Tuesday, August 31, 2021

#poetry

 A couple weeks back, I stumbled in my YouTube wanderings on this excellent little piece about the rise of poetry's popularity in the last few years. This happens every once in a while.  The rest of the world who mostly likes to pretend that poetry doesn't really exist in the present and always in the past (the Beats, the Romantics, E.D., Shakespeare, etc.) suddenly gets a match lit under their asses and notices us.  In this case, that match seems to be the rise of insta poets and the popularity of Amanda Gorman's inuaguration piece, but it's happened before (anyone remember the 90's flick of slam and how even MtV noticed?.)  Poets, of course, have always been here, hammering out poems for very small audiences (mostly of other poets.) We're usually are a little like WTF?  Poetry is cool, but I was here even when it was uncool. Writing the shit out of it when absolutely no one at all was noticing.  One day, I stumbled on a book a student worker in the library was reading on the circ desk, someone who I did not know was interested in poetry at all.   Rupi Kaur. I sat if back down like a bomb that might go off. 

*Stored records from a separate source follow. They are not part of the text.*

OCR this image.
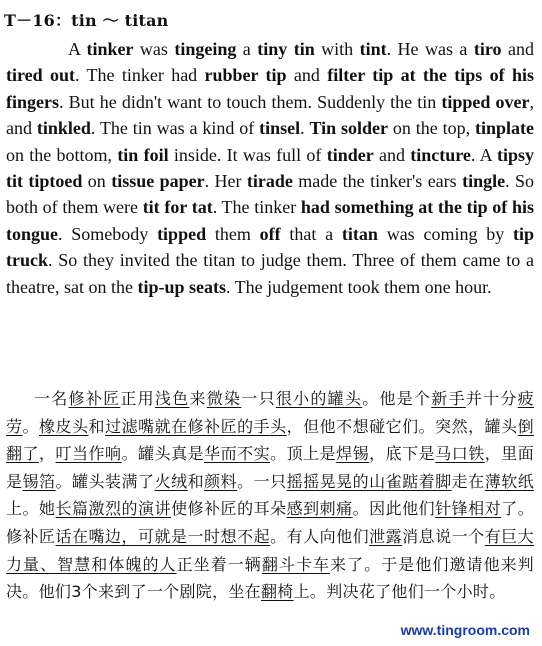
T－16：tin ～ titan
A tinker was tingeing a tiny tin with tint. He was a tiro and tired out. The tinker had rubber tip and filter tip at the tips of his fingers. But he didn't want to touch them. Suddenly the tin tipped over, and tinkled. The tin was a kind of tinsel. Tin solder on the top, tinplate on the bottom, tin foil inside. It was full of tinder and tincture. A tipsy tit tiptoed on tissue paper. Her tirade made the tinker's ears tingle. So both of them were tit for tat. The tinker had something at the tip of his tongue. Somebody tipped them off that a titan was coming by tip truck. So they invited the titan to judge them. Three of them came to a theatre, sat on the tip-up seats. The judgement took them one hour.
一名修补匠正用浅色来微染一只很小的罐头。他是个新手并十分疲劳。橡皮头和过滤嘴就在修补匠的手头，但他不想碰它们。突然，罐头倒翻了，叮当作响。罐头真是华而不实。顶上是焊锡，底下是马口铁，里面是锡箔。罐头装满了火绒和颜料。一只摇摇晃晃的山雀踮着脚走在薄软纸上。她长篇激烈的演讲使修补匠的耳朵感到刺痛。因此他们针锋相对了。修补匠话在嘴边，可就是一时想不起。有人向他们泄露消息说一个有巨大力量、智慧和体魄的人正坐着一辆翻斗卡车来了。于是他们邀请他来判决。他们3个来到了一个剧院，坐在翻椅上。判决花了他们一个小时。
www.tingroom.com
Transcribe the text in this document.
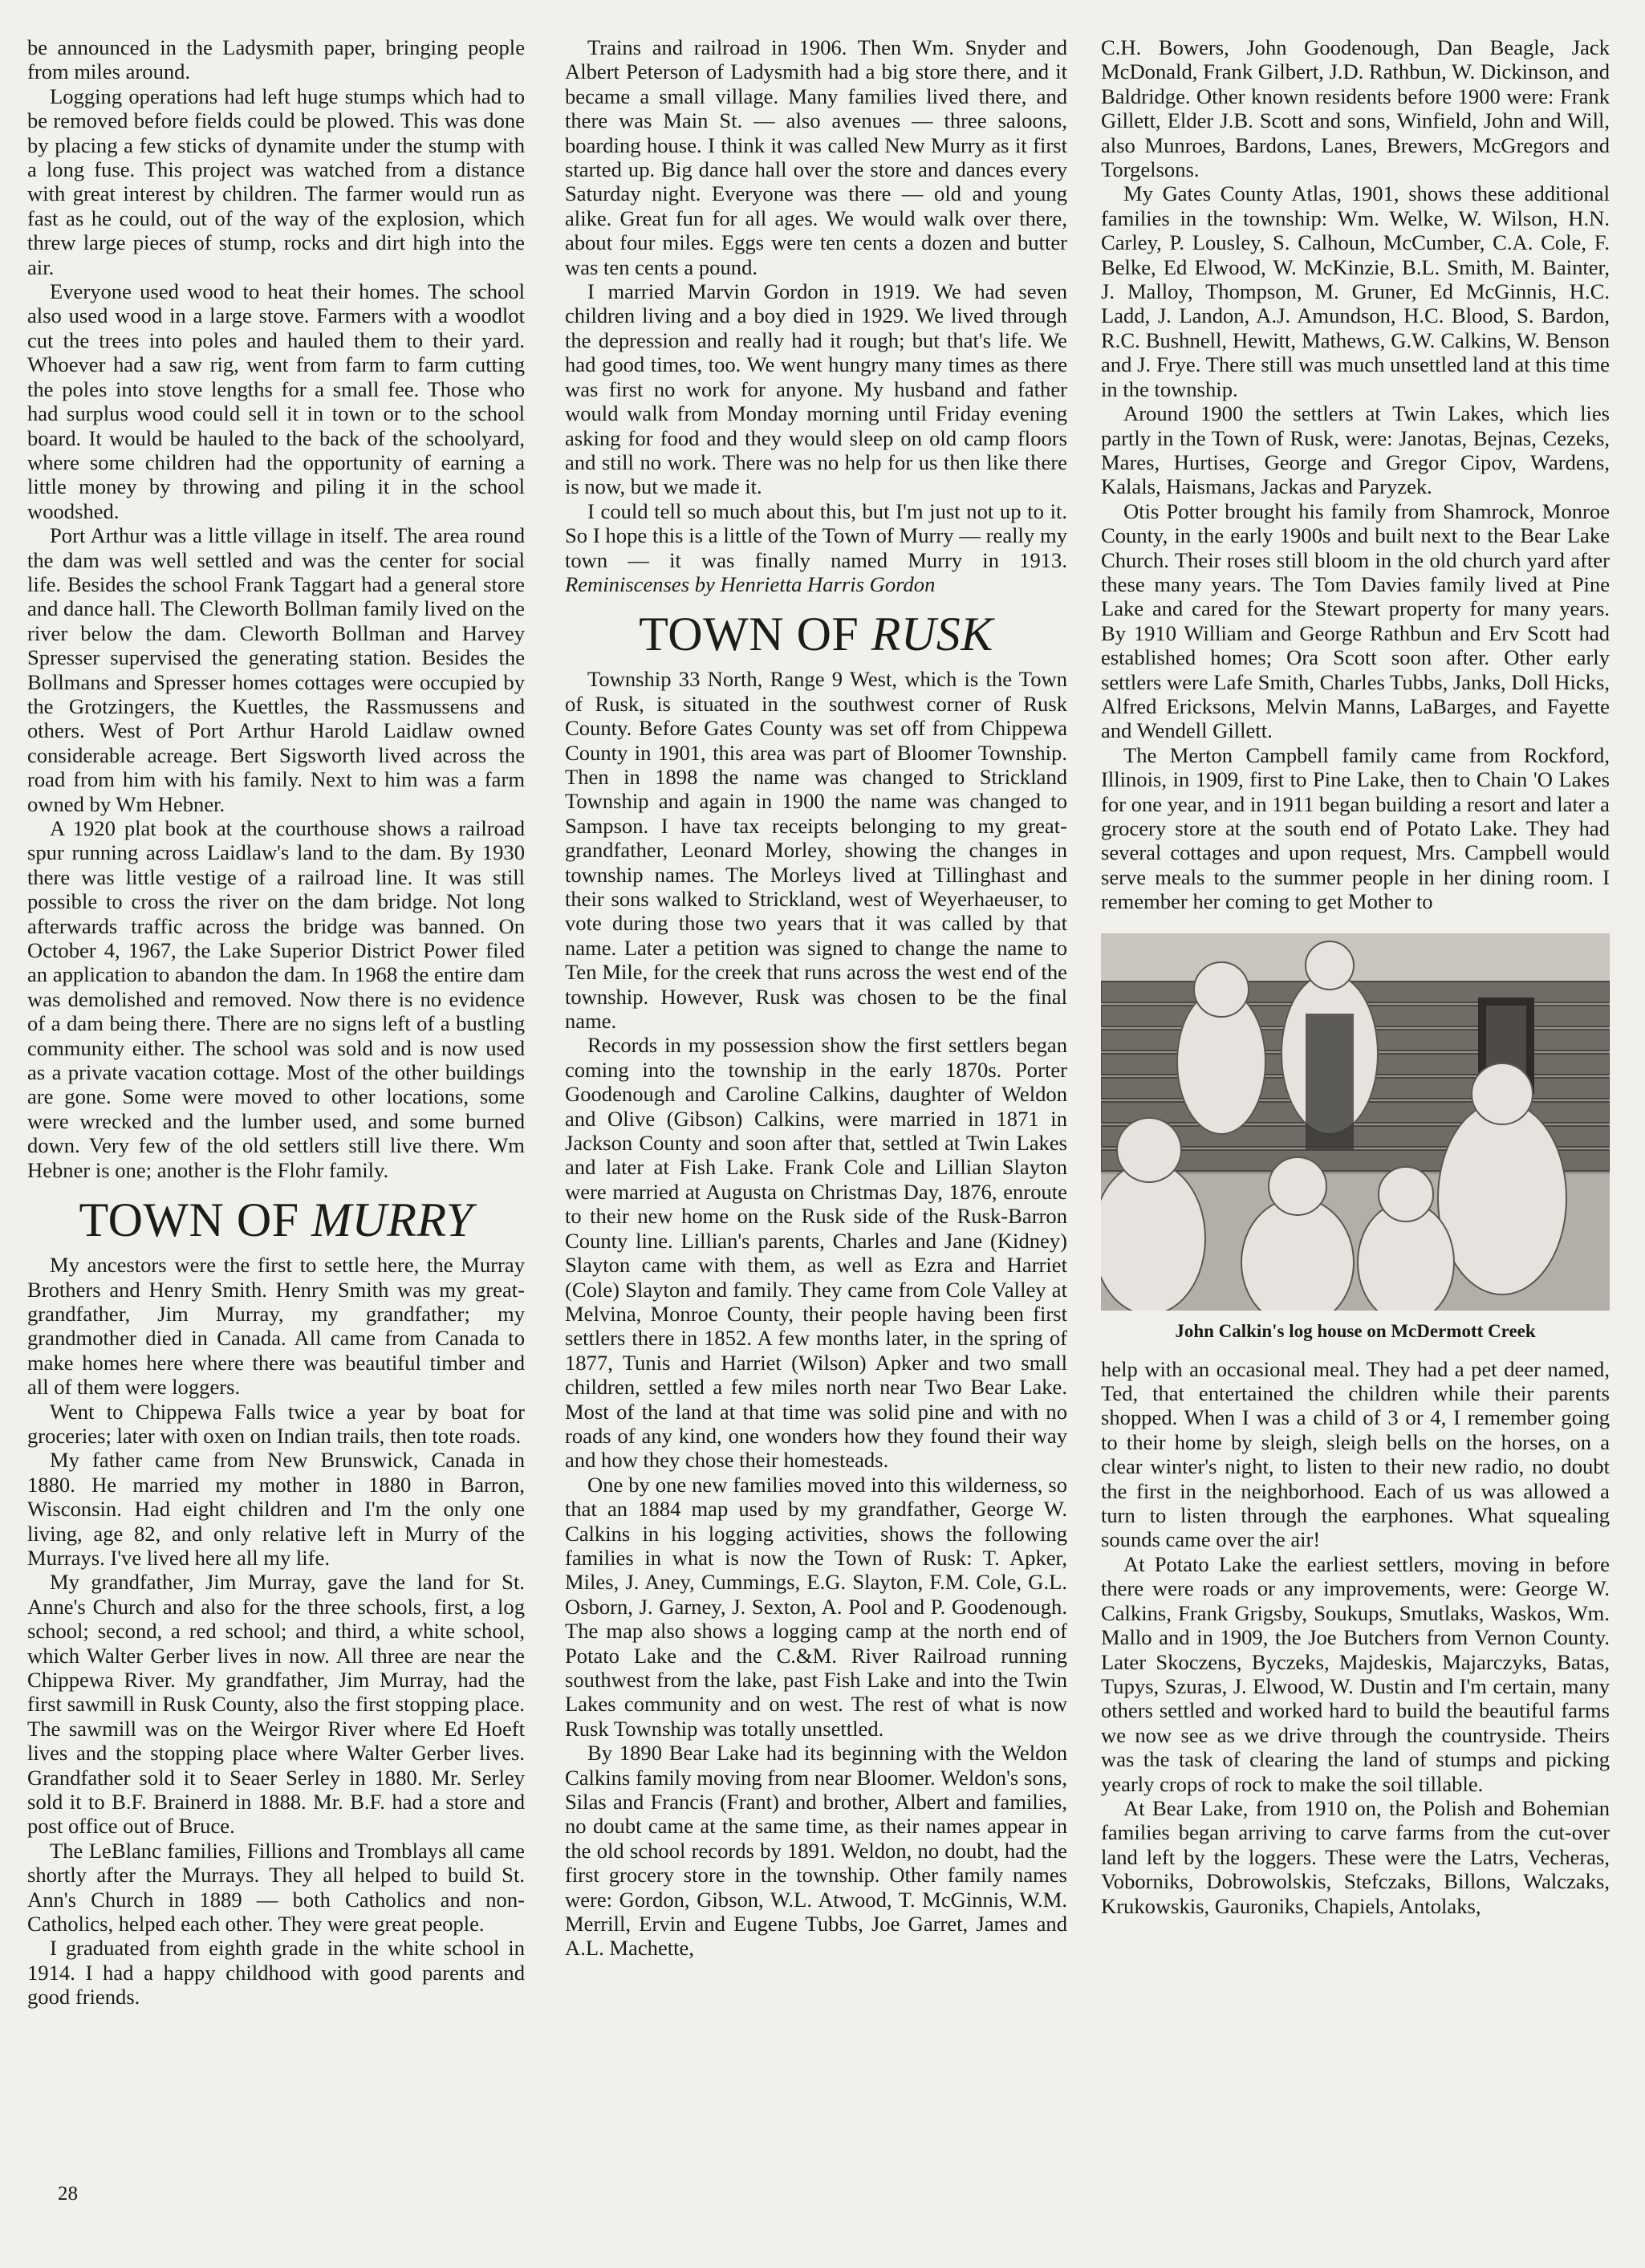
be announced in the Ladysmith paper, bringing people from miles around.

Logging operations had left huge stumps which had to be removed before fields could be plowed. This was done by placing a few sticks of dynamite under the stump with a long fuse. This project was watched from a distance with great interest by children. The farmer would run as fast as he could, out of the way of the explosion, which threw large pieces of stump, rocks and dirt high into the air.

Everyone used wood to heat their homes. The school also used wood in a large stove. Farmers with a woodlot cut the trees into poles and hauled them to their yard. Whoever had a saw rig, went from farm to farm cutting the poles into stove lengths for a small fee. Those who had surplus wood could sell it in town or to the school board. It would be hauled to the back of the schoolyard, where some children had the opportunity of earning a little money by throwing and piling it in the school woodshed.

Port Arthur was a little village in itself. The area round the dam was well settled and was the center for social life. Besides the school Frank Taggart had a general store and dance hall. The Cleworth Bollman family lived on the river below the dam. Cleworth Bollman and Harvey Spresser supervised the generating station. Besides the Bollmans and Spresser homes cottages were occupied by the Grotzingers, the Kuettles, the Rassmussens and others. West of Port Arthur Harold Laidlaw owned considerable acreage. Bert Sigsworth lived across the road from him with his family. Next to him was a farm owned by Wm Hebner.

A 1920 plat book at the courthouse shows a railroad spur running across Laidlaw's land to the dam. By 1930 there was little vestige of a railroad line. It was still possible to cross the river on the dam bridge. Not long afterwards traffic across the bridge was banned. On October 4, 1967, the Lake Superior District Power filed an application to abandon the dam. In 1968 the entire dam was demolished and removed. Now there is no evidence of a dam being there. There are no signs left of a bustling community either. The school was sold and is now used as a private vacation cottage. Most of the other buildings are gone. Some were moved to other locations, some were wrecked and the lumber used, and some burned down. Very few of the old settlers still live there. Wm Hebner is one; another is the Flohr family.

TOWN OF MURRY

My ancestors were the first to settle here, the Murray Brothers and Henry Smith. Henry Smith was my great-grandfather, Jim Murray, my grandfather; my grandmother died in Canada. All came from Canada to make homes here where there was beautiful timber and all of them were loggers.

Went to Chippewa Falls twice a year by boat for groceries; later with oxen on Indian trails, then tote roads.

My father came from New Brunswick, Canada in 1880. He married my mother in 1880 in Barron, Wisconsin. Had eight children and I'm the only one living, age 82, and only relative left in Murry of the Murrays. I've lived here all my life.

My grandfather, Jim Murray, gave the land for St. Anne's Church and also for the three schools, first, a log school; second, a red school; and third, a white school, which Walter Gerber lives in now. All three are near the Chippewa River. My grandfather, Jim Murray, had the first sawmill in Rusk County, also the first stopping place. The sawmill was on the Weirgor River where Ed Hoeft lives and the stopping place where Walter Gerber lives. Grandfather sold it to Seaer Serley in 1880. Mr. Serley sold it to B.F. Brainerd in 1888. Mr. B.F. had a store and post office out of Bruce.

The LeBlanc families, Fillions and Tromblays all came shortly after the Murrays. They all helped to build St. Ann's Church in 1889 — both Catholics and non-Catholics, helped each other. They were great people.

I graduated from eighth grade in the white school in 1914. I had a happy childhood with good parents and good friends.

Trains and railroad in 1906. Then Wm. Snyder and Albert Peterson of Ladysmith had a big store there, and it became a small village. Many families lived there, and there was Main St. — also avenues — three saloons, boarding house. I think it was called New Murry as it first started up. Big dance hall over the store and dances every Saturday night. Everyone was there — old and young alike. Great fun for all ages. We would walk over there, about four miles. Eggs were ten cents a dozen and butter was ten cents a pound.

I married Marvin Gordon in 1919. We had seven children living and a boy died in 1929. We lived through the depression and really had it rough; but that's life. We had good times, too. We went hungry many times as there was first no work for anyone. My husband and father would walk from Monday morning until Friday evening asking for food and they would sleep on old camp floors and still no work. There was no help for us then like there is now, but we made it.

I could tell so much about this, but I'm just not up to it. So I hope this is a little of the Town of Murry — really my town — it was finally named Murry in 1913. Reminiscenses by Henrietta Harris Gordon

TOWN OF RUSK

Township 33 North, Range 9 West, which is the Town of Rusk, is situated in the southwest corner of Rusk County. Before Gates County was set off from Chippewa County in 1901, this area was part of Bloomer Township. Then in 1898 the name was changed to Strickland Township and again in 1900 the name was changed to Sampson. I have tax receipts belonging to my great-grandfather, Leonard Morley, showing the changes in township names. The Morleys lived at Tillinghast and their sons walked to Strickland, west of Weyerhaeuser, to vote during those two years that it was called by that name. Later a petition was signed to change the name to Ten Mile, for the creek that runs across the west end of the township. However, Rusk was chosen to be the final name.

Records in my possession show the first settlers began coming into the township in the early 1870s. Porter Goodenough and Caroline Calkins, daughter of Weldon and Olive (Gibson) Calkins, were married in 1871 in Jackson County and soon after that, settled at Twin Lakes and later at Fish Lake. Frank Cole and Lillian Slayton were married at Augusta on Christmas Day, 1876, enroute to their new home on the Rusk side of the Rusk-Barron County line. Lillian's parents, Charles and Jane (Kidney) Slayton came with them, as well as Ezra and Harriet (Cole) Slayton and family. They came from Cole Valley at Melvina, Monroe County, their people having been first settlers there in 1852. A few months later, in the spring of 1877, Tunis and Harriet (Wilson) Apker and two small children, settled a few miles north near Two Bear Lake. Most of the land at that time was solid pine and with no roads of any kind, one wonders how they found their way and how they chose their homesteads.

One by one new families moved into this wilderness, so that an 1884 map used by my grandfather, George W. Calkins in his logging activities, shows the following families in what is now the Town of Rusk: T. Apker, Miles, J. Aney, Cummings, E.G. Slayton, F.M. Cole, G.L. Osborn, J. Garney, J. Sexton, A. Pool and P. Goodenough. The map also shows a logging camp at the north end of Potato Lake and the C.&M. River Railroad running southwest from the lake, past Fish Lake and into the Twin Lakes community and on west. The rest of what is now Rusk Township was totally unsettled.

By 1890 Bear Lake had its beginning with the Weldon Calkins family moving from near Bloomer. Weldon's sons, Silas and Francis (Frant) and brother, Albert and families, no doubt came at the same time, as their names appear in the old school records by 1891. Weldon, no doubt, had the first grocery store in the township. Other family names were: Gordon, Gibson, W.L. Atwood, T. McGinnis, W.M. Merrill, Ervin and Eugene Tubbs, Joe Garret, James and A.L. Machette,

C.H. Bowers, John Goodenough, Dan Beagle, Jack McDonald, Frank Gilbert, J.D. Rathbun, W. Dickinson, and Baldridge. Other known residents before 1900 were: Frank Gillett, Elder J.B. Scott and sons, Winfield, John and Will, also Munroes, Bardons, Lanes, Brewers, McGregors and Torgelsons.

My Gates County Atlas, 1901, shows these additional families in the township: Wm. Welke, W. Wilson, H.N. Carley, P. Lousley, S. Calhoun, McCumber, C.A. Cole, F. Belke, Ed Elwood, W. McKinzie, B.L. Smith, M. Bainter, J. Malloy, Thompson, M. Gruner, Ed McGinnis, H.C. Ladd, J. Landon, A.J. Amundson, H.C. Blood, S. Bardon, R.C. Bushnell, Hewitt, Mathews, G.W. Calkins, W. Benson and J. Frye. There still was much unsettled land at this time in the township.

Around 1900 the settlers at Twin Lakes, which lies partly in the Town of Rusk, were: Janotas, Bejnas, Cezeks, Mares, Hurtises, George and Gregor Cipov, Wardens, Kalals, Haismans, Jackas and Paryzek.

Otis Potter brought his family from Shamrock, Monroe County, in the early 1900s and built next to the Bear Lake Church. Their roses still bloom in the old church yard after these many years. The Tom Davies family lived at Pine Lake and cared for the Stewart property for many years. By 1910 William and George Rathbun and Erv Scott had established homes; Ora Scott soon after. Other early settlers were Lafe Smith, Charles Tubbs, Janks, Doll Hicks, Alfred Ericksons, Melvin Manns, LaBarges, and Fayette and Wendell Gillett.

The Merton Campbell family came from Rockford, Illinois, in 1909, first to Pine Lake, then to Chain 'O Lakes for one year, and in 1911 began building a resort and later a grocery store at the south end of Potato Lake. They had several cottages and upon request, Mrs. Campbell would serve meals to the summer people in her dining room. I remember her coming to get Mother to

John Calkin's log house on McDermott Creek

help with an occasional meal. They had a pet deer named, Ted, that entertained the children while their parents shopped. When I was a child of 3 or 4, I remember going to their home by sleigh, sleigh bells on the horses, on a clear winter's night, to listen to their new radio, no doubt the first in the neighborhood. Each of us was allowed a turn to listen through the earphones. What squealing sounds came over the air!

At Potato Lake the earliest settlers, moving in before there were roads or any improvements, were: George W. Calkins, Frank Grigsby, Soukups, Smutlaks, Waskos, Wm. Mallo and in 1909, the Joe Butchers from Vernon County. Later Skoczens, Byczeks, Majdeskis, Majarczyks, Batas, Tupys, Szuras, J. Elwood, W. Dustin and I'm certain, many others settled and worked hard to build the beautiful farms we now see as we drive through the countryside. Theirs was the task of clearing the land of stumps and picking yearly crops of rock to make the soil tillable.

At Bear Lake, from 1910 on, the Polish and Bohemian families began arriving to carve farms from the cut-over land left by the loggers. These were the Latrs, Vecheras, Voborniks, Dobrowolskis, Stefczaks, Billons, Walczaks, Krukowskis, Gauroniks, Chapiels, Antolaks,

28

Becuase poetry is a THING now.  And we should be excited, but what I hear more often is complaint. That social media is a poor vehicle.  That the poems are shit.  That the taste for these poems and their purveyors are sort of akin to sugar rushes and frosting--pretty, but with no substance. That they are warping the world's view of what poetry is and who has claim on those distinctions. And indeed, I would ask, as the video does, who DOES?  One of the best parts is the discussion is about how the rise has been been, by and large, among female writers and readers. Especially women of color.  Writers who felt that the traditional/academic doors were open to them, so they made their own on places like instagram and YouTube. As an indie publisher--as someone who has oft self-published for many of the reasons these writers talk about, I am partly "Hell, Yeah!"  I am also partly jealous as any of us would be who toil forever in obscurity.  Though at the same time,  cringe over how bad the poems sometimes are--or maybe not bad--but how some seem more like something you would write on on inspirational chalkboard than a poem. Live Life Love-poetry. 

But I get it. In fact, I've watched many interviews with Kaur, and though she falls into dreaded "poet voice" in her readings, I like her in her more casual interviews--one in which she talked about people telling her to avoid self-publishing lest no one take her seriously.  To which she responded "No one tales me seriously now." And she certainly is a model for business savvy and using social media as a bridge to audiences. I like her and her work much more than when a celebrity writes a shitty book of "poetry" and it's immediately a best seller.  

But it all does bring up some questions.  Why can't their be "popular" poetry.  Why does academia seem to think it holds the bar? Sets the bar?  What does poetry for the people look like?  How much does gender play into it--how women always struggle to justify the things they like because men set the standards? Are certain venues and forms taken less seriously and written off simply for existing in one form and not another?  For appealing to this audience and not that one?